Lavoro giovani: norme anti-licenziamento e perdita degli sgravi per chi licenzia

Nei nuovi incentivi allo studio del Governo il pericolo in agguato è quello dell’effetto turnover. Da Palazzo Chigi trapela il timore che con l’arrivo dei nuovi sgravi contributivi per chi assume giovani, si possano mettere in atto comportamenti “furbeschi” da parte di alcuni imprenditori, tentati di innescare un meccanismo di turnover tra chi sta esaurendo il periodo di sgravi fiscali e i nuovi assunti a tempo indeterminato che farebbe invece ripartire il contatore degli sconti contributivi –  un risparmio del 50% – per un altro triennio.

In quest’ottica sono a lavoro i tecnici del Governo per integrare i nuovi incentivi a norme “anti-licenziamento”: sarebbero estromesse dai nuovi sconti le aziende che hanno già usufruito degli incentivi del Jobs act e hanno poi licenziato i loro dipendenti.

A conferma della clausola “anti-licenziamento” le parole del ministro del Lavoro Giuliano Poletti, che a margine del Meeting di Rimini, dice: ”Noi vogliamo avere più occupati e non uno scambio tra chi c’è e chi arriva”. Il ministro ha poi considerato “plausibile la stima di 300.000 contratti a tempo indeterminato come effetto delle nuove agevolazioni”. Ancora nessuna disposizione definitiva invece sulla fascia d’età, infatti, l’asticella potrebbe spostarsi da 29 a 32 anni, ma l’ultima parola spetta a Bruxelles.

La priorità di Palazzo Chigi resta sempre quella di dare maggior spinta ad un mercato del lavoro che nonostante i dati economici positivi va un po’ a rilento. Il timore degli imprenditori di fare il passo più lungo della gamba è uno degli elementi del problema.
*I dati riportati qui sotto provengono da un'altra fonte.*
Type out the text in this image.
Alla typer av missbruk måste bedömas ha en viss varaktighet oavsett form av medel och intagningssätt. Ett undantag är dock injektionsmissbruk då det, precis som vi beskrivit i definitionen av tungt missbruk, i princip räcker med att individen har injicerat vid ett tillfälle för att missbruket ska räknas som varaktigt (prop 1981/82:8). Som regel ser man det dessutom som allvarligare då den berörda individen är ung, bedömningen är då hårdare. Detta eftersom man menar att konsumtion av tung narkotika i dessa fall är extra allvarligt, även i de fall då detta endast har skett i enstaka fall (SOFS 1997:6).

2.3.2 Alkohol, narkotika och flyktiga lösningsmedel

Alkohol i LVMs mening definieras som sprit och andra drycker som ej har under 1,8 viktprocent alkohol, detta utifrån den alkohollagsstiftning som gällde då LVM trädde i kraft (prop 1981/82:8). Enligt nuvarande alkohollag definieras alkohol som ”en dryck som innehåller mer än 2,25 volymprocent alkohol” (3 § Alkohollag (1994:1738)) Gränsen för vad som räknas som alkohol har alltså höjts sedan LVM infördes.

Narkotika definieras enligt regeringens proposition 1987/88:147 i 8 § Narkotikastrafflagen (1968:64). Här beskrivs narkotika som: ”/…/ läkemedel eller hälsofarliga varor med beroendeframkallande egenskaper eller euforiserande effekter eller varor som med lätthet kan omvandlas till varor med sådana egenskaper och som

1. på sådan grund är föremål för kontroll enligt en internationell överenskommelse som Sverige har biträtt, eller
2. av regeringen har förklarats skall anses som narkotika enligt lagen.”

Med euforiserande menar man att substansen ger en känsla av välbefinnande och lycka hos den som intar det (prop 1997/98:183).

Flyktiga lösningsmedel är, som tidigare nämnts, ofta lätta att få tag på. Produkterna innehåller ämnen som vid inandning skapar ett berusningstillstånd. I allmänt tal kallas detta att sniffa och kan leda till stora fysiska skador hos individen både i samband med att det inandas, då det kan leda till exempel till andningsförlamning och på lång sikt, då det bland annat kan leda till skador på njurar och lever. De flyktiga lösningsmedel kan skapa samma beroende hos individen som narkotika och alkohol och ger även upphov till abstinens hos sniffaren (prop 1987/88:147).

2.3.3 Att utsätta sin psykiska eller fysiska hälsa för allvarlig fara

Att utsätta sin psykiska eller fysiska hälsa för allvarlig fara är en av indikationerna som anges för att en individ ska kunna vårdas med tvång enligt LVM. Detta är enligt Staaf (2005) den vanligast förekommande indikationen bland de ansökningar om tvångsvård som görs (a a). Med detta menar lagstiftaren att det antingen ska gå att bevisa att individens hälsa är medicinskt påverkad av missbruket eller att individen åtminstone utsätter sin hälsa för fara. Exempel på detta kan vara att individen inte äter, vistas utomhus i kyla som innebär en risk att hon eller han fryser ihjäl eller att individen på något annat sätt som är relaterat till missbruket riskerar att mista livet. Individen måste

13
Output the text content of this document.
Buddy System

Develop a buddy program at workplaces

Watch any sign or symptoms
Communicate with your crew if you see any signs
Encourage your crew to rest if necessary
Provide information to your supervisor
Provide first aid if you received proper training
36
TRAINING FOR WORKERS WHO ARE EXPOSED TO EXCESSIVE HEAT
Ma servirebbe anche una scossa all’atteggiamento dei disoccupati. Lo dimostra il rischio flop a cui sta seriamente andando incontro uno degli strumenti più innovativi lanciato da poco per aiutare chi ha perso il posto a ritrovarne un altro: l’assegno di ricollocazione.

 Dopo anni di discussioni sulla necessità di dare un vero avvio alle politiche attive nel mercato del lavoro, a marzo scorso finalmente è partita la sperimentazione con l’invio a circa 29.000 disoccupati, estratti tra la platea che riceve il sussidio Naspi da almeno 4 mesi, di una lettera che li avvisava della possibilità di attivare il nuovo strumento (è volontario). Purtroppo i richiedenti si sono fermati a sole 3 mila unità. Il 90% dei potenziali destinatari ha preferito infatti non usufruire della nuova opportunità. Di questo passo il cambiamento del paradigma dal vecchio sistema di politiche passive a quello più moderno di politiche attive può infrangersi contro un muro. L’allarme è lanciato da Maurizio Del Conte, presidente Anpal, la nuova agenzia nata con la riforma del Jobs act che ha come obiettivo proprio quello di non lasciare solo chi perde il posto, di accompagnarlo verso una nuova opportunità lavorativa sia con l’aiuto dei centri per l’impiego pubblici, che attraverso quello di qualificate agenzie private.

L’assegno di ricollocazione è una sorte di dote che lo Stato fornisce al disoccupato che percepisce la Naspi da almeno 4 mesi per la sua formazione e riqualificazione, così da renderlo appetibile per le imprese. La cifra varia tra i 250 e 5.000 euro (a seconda del profilo di occupabilità) e viene effettivamente erogata all’agenzia che segue il percorso del disoccupato, solo a contratto trovato. Ma non un contratto qualunque. La normativa è precisa: l’assegno scatta a fronte di un contratto a tempo indeterminato (anche apprendistato); un contratto a tempo determinato di almeno 6 mesi (da 3 a 6 mesi nelle regioni Basilicata, Campania, Puglia, Calabria e Sicilia); un part time pari almeno al 50%. “Ci vuole una campagna di informazione massiccia – spiega Del Conte – è importante dire che non c’è nulla da perdere. Non si perde la Naspi se non viene fatta un’offerta di lavoro congrua e adeguata al soggetto”. In autunno la sperimentazione dovrebbe essere estesa all’intera platea (i disoccupati in Naspi da almeno quattro mesi), ovvero a 400-500 mila persone.